Thomson: Collaboration vital to success of new ministry

Putting all the permits, licences and authorities to use B.C.’s Crown-owned land in a single ministry is not all about allowing more efficient economic development of the resource, says Natural Resource Operations Minister Steve Thomson.

“This is about approving the right projects, not just any project,” says the Okanagan-Mission MLA about the new ministry he was asked to head up last October.

“Our Crown land is a resource for the future. We need to make careful, balanced decisions about its use,” he says.

In an interview with the Capital News this week, Thomson admits he’s very aware that people are watching the new ‘super ministry’ to see how it works—and whether it works. But, he’s confident that it can work.

By collectively working together with a number of the natural resource ministries, he says it will be possible to better address the challenges of both reduced staffing levels and reduced budgets in individual ministries.

I would hope this will result in improved communication between ministries where otherwise there could be conflict, he said.

While policy is still set by the ‘line ministries,’ the new ministry carries it out in terms of administering licensing and regulation, under their direction, he explained.
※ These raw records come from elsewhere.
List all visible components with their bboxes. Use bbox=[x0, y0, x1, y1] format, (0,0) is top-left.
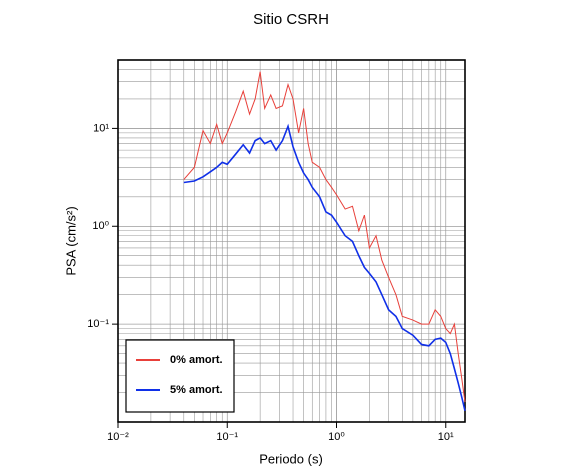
y-tick-label: 10⁻¹ bbox=[87, 318, 109, 330]
legend-box bbox=[125, 339, 235, 413]
plot-frame bbox=[117, 59, 466, 423]
legend-label: 5% amort. bbox=[170, 384, 223, 396]
series-line bbox=[183, 123, 466, 412]
x-tick-label: 10¹ bbox=[438, 431, 454, 443]
chart-title: Sitio CSRH bbox=[253, 11, 329, 28]
y-axis-label: PSA (cm/s²) bbox=[63, 206, 78, 275]
x-tick-label: 10⁰ bbox=[328, 431, 345, 443]
y-tick-label: 10⁰ bbox=[92, 220, 109, 232]
x-tick-label: 10⁻¹ bbox=[216, 431, 238, 443]
x-tick-label: 10⁻² bbox=[107, 431, 129, 443]
x-axis-label: Periodo (s) bbox=[259, 451, 323, 466]
legend-label: 0% amort. bbox=[170, 354, 223, 366]
series-line bbox=[183, 71, 466, 403]
y-tick-label: 10¹ bbox=[93, 122, 109, 134]
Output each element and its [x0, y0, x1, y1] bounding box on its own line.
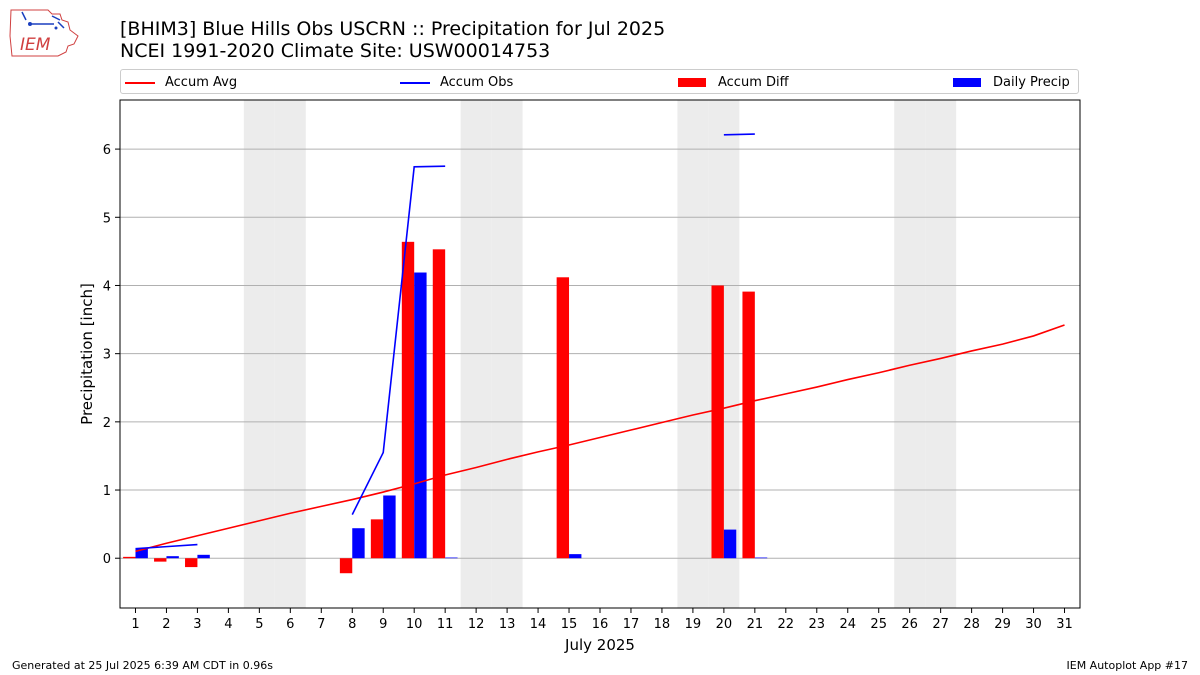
xtick-label-20: 20	[716, 617, 733, 632]
bar-accum-diff-day-15	[556, 277, 570, 559]
xtick-label-18: 18	[654, 617, 671, 632]
legend-label-accum-diff: Accum Diff	[718, 75, 789, 90]
legend-item-accum-avg: Accum Avg	[125, 70, 237, 95]
x-axis-label: July 2025	[564, 636, 635, 654]
legend-label-accum-obs: Accum Obs	[440, 75, 514, 90]
xtick-label-12: 12	[468, 617, 485, 632]
bar-accum-diff-day-21	[742, 291, 755, 559]
title-line-2: NCEI 1991-2020 Climate Site: USW00014753	[120, 40, 551, 62]
line-accum-obs-segment-1	[135, 543, 198, 550]
xtick-label-4: 4	[224, 617, 232, 632]
xtick-label-8: 8	[348, 617, 356, 632]
xtick-label-22: 22	[778, 617, 795, 632]
iem-logo: IEM	[9, 9, 79, 57]
legend-item-accum-diff: Accum Diff	[678, 70, 789, 95]
xtick-label-27: 27	[932, 617, 949, 632]
legend-swatch-daily-precip	[953, 78, 981, 87]
line-accum-obs-segment-2	[351, 165, 446, 515]
chart-legend: Accum Avg Accum Obs Accum Diff Daily Pre…	[120, 69, 1079, 94]
xtick-label-5: 5	[255, 617, 263, 632]
bar-daily-precip-day-21	[754, 557, 768, 559]
bar-daily-precip-day-8	[352, 528, 365, 559]
bar-accum-diff-day-11	[432, 249, 446, 559]
xtick-label-30: 30	[1025, 617, 1042, 632]
xtick-label-3: 3	[193, 617, 201, 632]
bar-accum-diff-day-2	[154, 558, 167, 562]
logo-text: IEM	[20, 35, 51, 55]
footer-generated: Generated at 25 Jul 2025 6:39 AM CDT in …	[12, 659, 273, 672]
ytick-label-0: 0	[103, 552, 111, 567]
gridlines	[120, 148, 1080, 559]
bars	[123, 241, 768, 574]
bar-accum-diff-day-9	[370, 519, 384, 559]
xtick-label-1: 1	[131, 617, 139, 632]
xtick-label-17: 17	[623, 617, 640, 632]
lines	[135, 133, 1065, 553]
xtick-label-2: 2	[162, 617, 170, 632]
xtick-label-16: 16	[592, 617, 609, 632]
xtick-label-31: 31	[1056, 617, 1073, 632]
legend-item-accum-obs: Accum Obs	[400, 70, 513, 95]
legend-label-accum-avg: Accum Avg	[165, 75, 238, 90]
ytick-label-4: 4	[103, 279, 111, 294]
bar-daily-precip-day-20	[723, 529, 737, 559]
bar-daily-precip-day-11	[445, 557, 458, 559]
xtick-label-29: 29	[994, 617, 1011, 632]
legend-swatch-accum-avg	[125, 81, 155, 84]
xtick-label-13: 13	[499, 617, 516, 632]
xtick-label-19: 19	[685, 617, 702, 632]
legend-swatch-accum-obs	[400, 81, 430, 84]
bar-accum-diff-day-8	[339, 558, 353, 574]
bar-accum-diff-day-10	[401, 241, 415, 559]
ytick-label-2: 2	[103, 416, 111, 431]
xtick-label-11: 11	[437, 617, 454, 632]
chart-title: [BHIM3] Blue Hills Obs USCRN :: Precipit…	[120, 18, 665, 62]
bar-accum-diff-day-1	[123, 556, 136, 559]
bar-accum-diff-day-20	[711, 285, 724, 559]
ytick-label-6: 6	[103, 143, 111, 158]
ytick-label-5: 5	[103, 211, 111, 226]
bar-daily-precip-day-3	[197, 554, 210, 559]
xtick-label-24: 24	[839, 617, 856, 632]
xtick-label-6: 6	[286, 617, 294, 632]
ytick-label-3: 3	[103, 348, 111, 363]
title-line-1: [BHIM3] Blue Hills Obs USCRN :: Precipit…	[120, 18, 666, 40]
footer-app: IEM Autoplot App #17	[1066, 659, 1189, 672]
y-axis-label: Precipitation [inch]	[78, 283, 96, 425]
xtick-label-25: 25	[870, 617, 887, 632]
xtick-label-23: 23	[809, 617, 826, 632]
line-accum-avg	[135, 324, 1065, 553]
xtick-label-28: 28	[963, 617, 980, 632]
xtick-label-9: 9	[379, 617, 387, 632]
bar-daily-precip-day-9	[383, 495, 396, 559]
legend-item-daily-precip: Daily Precip	[953, 70, 1070, 95]
bar-accum-diff-day-3	[185, 558, 198, 568]
bar-daily-precip-day-10	[414, 272, 427, 559]
xtick-label-21: 21	[747, 617, 764, 632]
xtick-label-10: 10	[406, 617, 423, 632]
xtick-label-15: 15	[561, 617, 578, 632]
legend-label-daily-precip: Daily Precip	[993, 75, 1070, 90]
ytick-label-1: 1	[103, 484, 111, 499]
xtick-label-26: 26	[901, 617, 918, 632]
legend-swatch-accum-diff	[678, 78, 706, 87]
xtick-label-14: 14	[530, 617, 547, 632]
xtick-label-7: 7	[317, 617, 325, 632]
bar-daily-precip-day-1	[135, 548, 148, 559]
line-accum-obs-segment-3	[723, 133, 755, 136]
bar-daily-precip-day-2	[166, 556, 179, 559]
bar-daily-precip-day-15	[569, 554, 582, 559]
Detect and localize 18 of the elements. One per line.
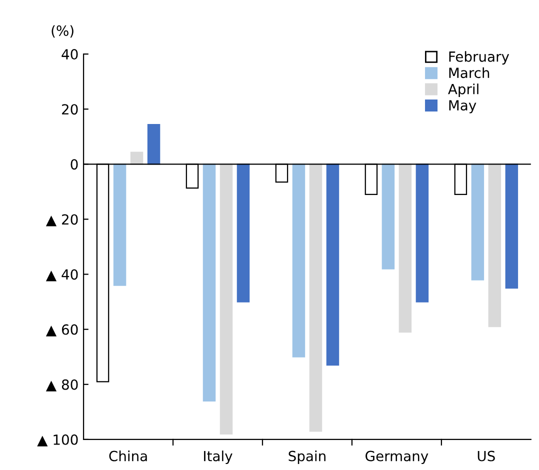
x-tick-label: China xyxy=(109,450,147,462)
y-tick-label: ▲ 80 xyxy=(46,379,78,392)
y-tick-label: ▲ 60 xyxy=(46,324,78,336)
x-tick-label: Spain xyxy=(288,450,326,464)
y-tick-label: 40 xyxy=(62,49,78,60)
legend-label: February xyxy=(449,51,510,65)
x-tick-label: Italy xyxy=(204,450,232,464)
y-axis-title: (%) xyxy=(52,25,74,38)
y-tick-label: 0 xyxy=(70,159,78,170)
legend-label: May xyxy=(449,100,476,114)
legend-label: April xyxy=(448,84,478,98)
y-tick-label: ▲ 100 xyxy=(37,434,78,446)
y-tick-label: 20 xyxy=(62,104,78,115)
x-tick-label: Germany xyxy=(366,450,428,464)
y-tick-label: ▲ 20 xyxy=(46,214,78,226)
legend-label: March xyxy=(449,67,490,78)
x-tick-label: US xyxy=(478,450,495,462)
y-tick-label: ▲ 40 xyxy=(46,269,78,282)
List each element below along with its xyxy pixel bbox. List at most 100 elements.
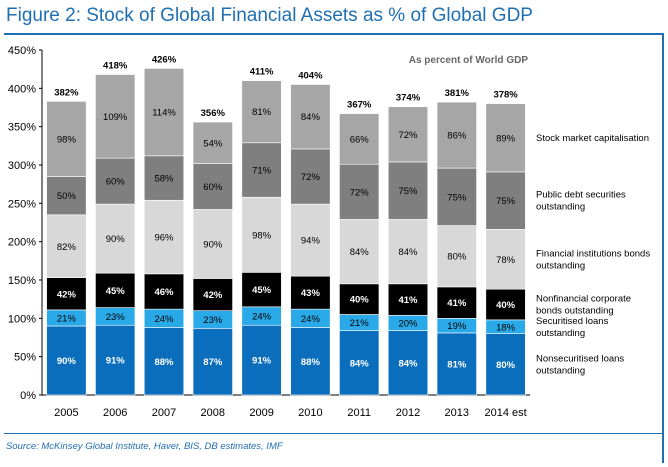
segment-value-label: 94% xyxy=(301,236,321,247)
x-tick-label: 2014 est xyxy=(484,407,526,419)
segment-value-label: 88% xyxy=(301,357,321,368)
segment-value-label: 98% xyxy=(252,230,272,241)
bar-segment xyxy=(387,330,429,396)
segment-value-label: 89% xyxy=(496,133,516,144)
segment-value-label: 72% xyxy=(398,130,418,141)
segment-value-label: 42% xyxy=(57,289,77,300)
bar-segment xyxy=(143,155,185,201)
legend-entry: Financial institutions bonds outstanding xyxy=(536,248,650,271)
segment-value-label: 23% xyxy=(203,315,223,326)
segment-value-label: 43% xyxy=(301,288,321,299)
bar-total-label: 374% xyxy=(396,93,421,104)
legend-entry: Nonsecuritised loans outstanding xyxy=(536,353,624,376)
bar-segment xyxy=(339,283,380,315)
segment-value-label: 42% xyxy=(203,290,223,301)
x-tick-label: 2010 xyxy=(298,407,322,419)
segment-value-label: 90% xyxy=(203,239,223,250)
segment-value-label: 54% xyxy=(203,138,223,149)
bar-total-label: 378% xyxy=(493,90,518,101)
segment-value-label: 50% xyxy=(57,191,77,202)
segment-value-label: 41% xyxy=(398,295,418,306)
segment-value-label: 75% xyxy=(398,186,418,197)
bar-segment xyxy=(192,327,233,396)
segment-value-label: 87% xyxy=(203,357,223,368)
segment-value-label: 23% xyxy=(106,312,126,323)
segment-value-label: 20% xyxy=(398,318,418,329)
bar-segment xyxy=(241,80,282,144)
x-tick-label: 2005 xyxy=(54,407,78,419)
y-tick-label: 250% xyxy=(8,198,36,210)
segment-value-label: 75% xyxy=(496,196,516,207)
bar-segment xyxy=(387,283,429,316)
x-tick-label: 2007 xyxy=(152,407,176,419)
segment-value-label: 24% xyxy=(154,314,174,325)
segment-value-label: 24% xyxy=(301,314,321,325)
bar-segment xyxy=(46,277,87,311)
segment-value-label: 58% xyxy=(154,174,174,185)
chart-title: Figure 2: Stock of Global Financial Asse… xyxy=(6,5,533,26)
x-tick-label: 2011 xyxy=(347,407,371,419)
bar-segment xyxy=(485,103,526,173)
segment-value-label: 45% xyxy=(106,286,126,297)
x-tick-label: 2009 xyxy=(249,407,273,419)
bar-segment xyxy=(387,161,429,220)
x-tick-label: 2013 xyxy=(445,407,469,419)
bar-segment xyxy=(485,229,526,290)
bars xyxy=(46,68,526,396)
segment-value-label: 84% xyxy=(350,247,370,258)
segment-value-label: 84% xyxy=(398,247,418,258)
bar-segment xyxy=(339,163,380,220)
bar-segment xyxy=(290,148,331,205)
y-tick-label: 450% xyxy=(8,45,36,57)
bar-segment xyxy=(143,327,185,396)
y-tick-label: 150% xyxy=(8,275,36,287)
bar-total-label: 404% xyxy=(298,71,323,82)
segment-value-label: 75% xyxy=(447,192,467,203)
y-tick-label: 300% xyxy=(8,160,36,172)
bar-segment xyxy=(290,275,331,310)
segment-value-label: 90% xyxy=(106,234,126,245)
segment-value-label: 84% xyxy=(398,358,418,369)
x-tick-label: 2012 xyxy=(396,407,420,419)
bar-total-label: 426% xyxy=(152,54,177,65)
bar-segment xyxy=(339,219,380,285)
segment-value-label: 98% xyxy=(57,134,77,145)
segment-value-label: 40% xyxy=(350,295,370,306)
segment-value-label: 114% xyxy=(152,108,176,119)
bar-segment xyxy=(290,203,331,277)
segment-value-label: 96% xyxy=(154,233,174,244)
x-tick-label: 2006 xyxy=(103,407,127,419)
source-note: Source: McKinsey Global Institute, Haver… xyxy=(6,441,283,452)
segment-value-label: 21% xyxy=(350,318,370,329)
segment-value-label: 24% xyxy=(252,312,272,323)
bar-segment xyxy=(46,214,87,278)
chart-subtitle: As percent of World GDP xyxy=(409,55,529,66)
y-tick-label: 350% xyxy=(8,122,36,134)
legend-entry: Public debt securities outstanding xyxy=(536,190,626,213)
bar-segment xyxy=(46,101,87,177)
bar-segment xyxy=(387,219,429,285)
bar-segment xyxy=(95,157,136,205)
bar-segment xyxy=(387,106,429,163)
bar-total-label: 367% xyxy=(347,100,372,111)
bar-total-label: 382% xyxy=(54,87,79,98)
segment-value-label: 81% xyxy=(252,107,272,118)
data-labels: 90% 21% 42% 82% 50% 98% 382% 91% 23% 45% 90% 60% 109… xyxy=(54,54,518,370)
bar-segment xyxy=(290,84,331,150)
segment-value-label: 86% xyxy=(447,131,467,142)
segment-value-label: 72% xyxy=(350,187,370,198)
legend-entry: Stock market capitalisation xyxy=(536,133,649,144)
bar-segment xyxy=(339,113,380,165)
segment-value-label: 80% xyxy=(496,360,516,371)
y-tick-label: 50% xyxy=(14,352,36,364)
bar-segment xyxy=(241,324,282,396)
segment-value-label: 80% xyxy=(447,252,467,263)
side-rule xyxy=(662,33,664,463)
bottom-rule xyxy=(4,433,664,434)
segment-value-label: 46% xyxy=(154,287,174,298)
segment-value-label: 91% xyxy=(106,356,126,367)
bar-segment xyxy=(485,171,526,230)
bar-segment xyxy=(485,333,526,396)
bar-segment xyxy=(485,288,526,321)
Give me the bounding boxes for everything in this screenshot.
What makes it all work is the Environment and Land Use Committee of the B.C. cabinet, which includes the ministers of energy (also Thomson at the moment), forests (Pat Bell, who chairs it), mines (Randy Hawes), aboriginal relations (Barry Penner), environment (Murray Coell) and agriculture (Ben Stewart), as well as the parliamentary secretary for water stewardship (John Slater).

Deputy ministers also attend those meetings, and sit on the Natural Resource Management Board.

At ELUC all those ministers work together to resolve issues. “It only works if we all work collectively. We’re a support ministry for the line ministries. We ensure strategic policy is carried out,” he explains.

“Hopefully we resolve issues and find a balance with a collaborative approach. There’s only one land base and it has many pressures from many uses,” he said.

At the same time, he admits it’s a work in progress, getting a new ministry—made up of key staff from many different ministries—up and running smoothly.

Adjustments are still being made, and he would like to see some flexibility where there are bits that aren’t working.

The idea is to get away from ministries becoming silos, working quite apart from each other, even when they are discussing permitting activities on the same plot of land. Sometimes those activities could be conflicting ones, such as motorized use of trails in domestic watersheds and this new initiative, this new ministry, is a vehicle for resolving such issues even before they become issues, he explained.

And, although the list of general responsibilities in the new ministry is a page long, Thomson hastens to point out that only part of the responsibility for each lies in the NRO. Only the permitting portion is, while policy is still set in the line ministry.

Asked about the importance of recreation sites and trails, once in the forests ministry, but then slashed completely some years ago, then gradually re-instated as a government responsibility but in the tourism ministry, Thomson said he feels there are an important part of the B.C. experience.

They are now in his ministry, and he said he will have to ensure the policy is there to support them.